Please welcome Chris St. John, our newest contributor at Beyond the Box Score. He will generally be posting about statistical oddities and other sabermetric wonders. -ed.
Legendary Dodgers broadcaster Vin Scully likes to repeat a quote from a well-known former Major League manager, "Give me 50 games and I'll know what kind of team I have." I don't remember who said it, or what the exact quote is, but that's the gist of it. Just for reference, 50 games into the MLB season usually lands around the end of May.
I wanted to test this out and see how quickly we know how good a team actually is, so I did what any regular baseball fan would do: I went to coolstandings.com and grabbed the record at the end of each month for every team since 1998, when the Tampa Bay Devil Rays and Arizona Diamondbacks were added to the major leagues. Then, I looked at the end of month winning percentage and compared it to the end of season win total, using a linear regression. I also split each month up into bins of team winning percentage, where each bin contains about 65 teams.
Teams are all over the place at the end of April. Sure, the 43-119 2003 Tigers looked terrible, but so did the 102-60 2001 Oakland Athletics (end of April WP of .320). There is a definite pattern, but not enough to say who is good or bad with any certainty.
Using Pizza Cutter's "magic number" of stability of r^2 = .5 from this classic article on good sample sizes for statistics, winning percentage is "stable" by the end of May. However, there is still quite a bit of overlap between terrible teams and great teams. The 74-win 2005 Orioles had an end of May winning percentage of .608, while the 89-win 2005 Astros has an end of May winning percentage of .373. Still doesn't look good enough.
June is where teams really begin to separate from each other. The really good and really bad teams are obvious for the most part, but the middle-of-the-pack teams are still pretty blurry. If a team is still winning at a .600 clip by the end of June, they're a good bet to finish the season with at least a respectable record. However, there are still some 80-win teams left there, so be careful.

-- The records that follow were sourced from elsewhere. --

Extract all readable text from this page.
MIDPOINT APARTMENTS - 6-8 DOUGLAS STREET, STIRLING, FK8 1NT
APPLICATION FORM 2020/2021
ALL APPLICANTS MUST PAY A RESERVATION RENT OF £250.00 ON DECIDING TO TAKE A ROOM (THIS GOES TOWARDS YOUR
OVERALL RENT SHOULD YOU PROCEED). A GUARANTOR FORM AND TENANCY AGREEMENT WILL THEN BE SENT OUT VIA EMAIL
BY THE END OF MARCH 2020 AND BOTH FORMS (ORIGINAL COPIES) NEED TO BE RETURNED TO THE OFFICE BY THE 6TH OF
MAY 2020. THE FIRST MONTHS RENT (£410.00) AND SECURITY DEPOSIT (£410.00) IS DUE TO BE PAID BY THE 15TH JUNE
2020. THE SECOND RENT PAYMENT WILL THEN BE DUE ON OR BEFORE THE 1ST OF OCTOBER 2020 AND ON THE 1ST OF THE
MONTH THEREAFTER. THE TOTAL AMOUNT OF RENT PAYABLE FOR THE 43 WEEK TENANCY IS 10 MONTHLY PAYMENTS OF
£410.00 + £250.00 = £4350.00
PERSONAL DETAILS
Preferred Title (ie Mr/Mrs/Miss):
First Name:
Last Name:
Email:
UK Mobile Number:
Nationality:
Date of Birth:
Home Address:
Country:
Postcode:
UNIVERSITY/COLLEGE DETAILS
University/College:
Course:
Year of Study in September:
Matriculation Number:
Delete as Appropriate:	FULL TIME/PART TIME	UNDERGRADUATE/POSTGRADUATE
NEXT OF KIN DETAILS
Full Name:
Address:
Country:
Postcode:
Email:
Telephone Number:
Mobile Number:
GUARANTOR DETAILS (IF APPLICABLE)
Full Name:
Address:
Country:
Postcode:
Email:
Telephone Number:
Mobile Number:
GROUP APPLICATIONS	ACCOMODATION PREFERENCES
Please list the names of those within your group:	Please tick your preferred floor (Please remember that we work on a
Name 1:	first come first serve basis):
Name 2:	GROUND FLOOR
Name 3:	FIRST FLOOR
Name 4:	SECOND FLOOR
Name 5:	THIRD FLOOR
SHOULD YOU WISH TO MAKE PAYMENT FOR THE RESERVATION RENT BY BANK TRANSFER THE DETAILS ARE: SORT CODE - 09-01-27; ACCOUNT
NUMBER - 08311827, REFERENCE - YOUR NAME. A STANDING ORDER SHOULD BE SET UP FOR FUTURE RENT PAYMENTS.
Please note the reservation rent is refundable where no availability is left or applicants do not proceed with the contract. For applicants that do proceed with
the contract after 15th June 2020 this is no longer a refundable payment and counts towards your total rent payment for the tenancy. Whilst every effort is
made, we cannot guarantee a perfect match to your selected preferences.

July looks pretty similar to June with a little more separation. The 95+ win teams are all looking really good and all of the .570+ teams should finish with at least a winning record.
By the end of August, the standings are fairly well set. There may still be some jostling in the middle of each division, but the top and bottom teams are pretty obvious.
Once the end of September rolls around, we know with almost perfect certainty how many total wins a team will have. Obviously this is true, since the season is basically over. The only thing left to determine may be a particularly close playoff race. One final thing I looked at was the average winning percentage by month, grouped by end of season wins. The win totals were chosen to select a similar total of teams in each bin.
There are some interesting trends to spot here. First, on average, the great teams (94+ wins) have great winning percentages throughout the year, but they actually get better as the season progresses. The average end of month winning percentage increases from .594 in June to .605 in September. This may be due to trading for a great player in June or July and also feasting on lesser competition once September call ups roll around.
A barely note-worthy trend: terrible teams are terrible all year. They are terrible to begin the season, get a little less terrible in the middle of the season and then get more terrible at the end of the season, but not quite as terrible as they were at the beginning. The drop off at the end of the season is also most likely because of September call ups. The most intriguing bins to compare are the 88-93 and 82-87 bins. This is the line between "contender" and "pretender."You could argue the line is between 89 and 90, but the 88 and 90 win teams were necessary to keep the bin sizes equal, since there have been 30 of them. There is a steep drop off between 88 and 87, though:
The "pretenders" actually have a little better April, in general. That's probably just a weird quirk. However, as the season progresses, the "contenders" get better every month, while the "pretenders" get worse every month (besides September). So when do the standings matter? At the end of the season, when all the playoff spots are set. But when can we tell who is good and who is bad? It looks like somewhere in August.
The terrible teams and great teams separate in June, but the middle is still muddled. This appears to clear up somewhere in August. So how about that quote? Can a manager tell what kind of team he has within 50 games? Possibly. Can the general public tell how well a team will finish at the end of the season after 50 games by looking at their winning percentage? Forget it.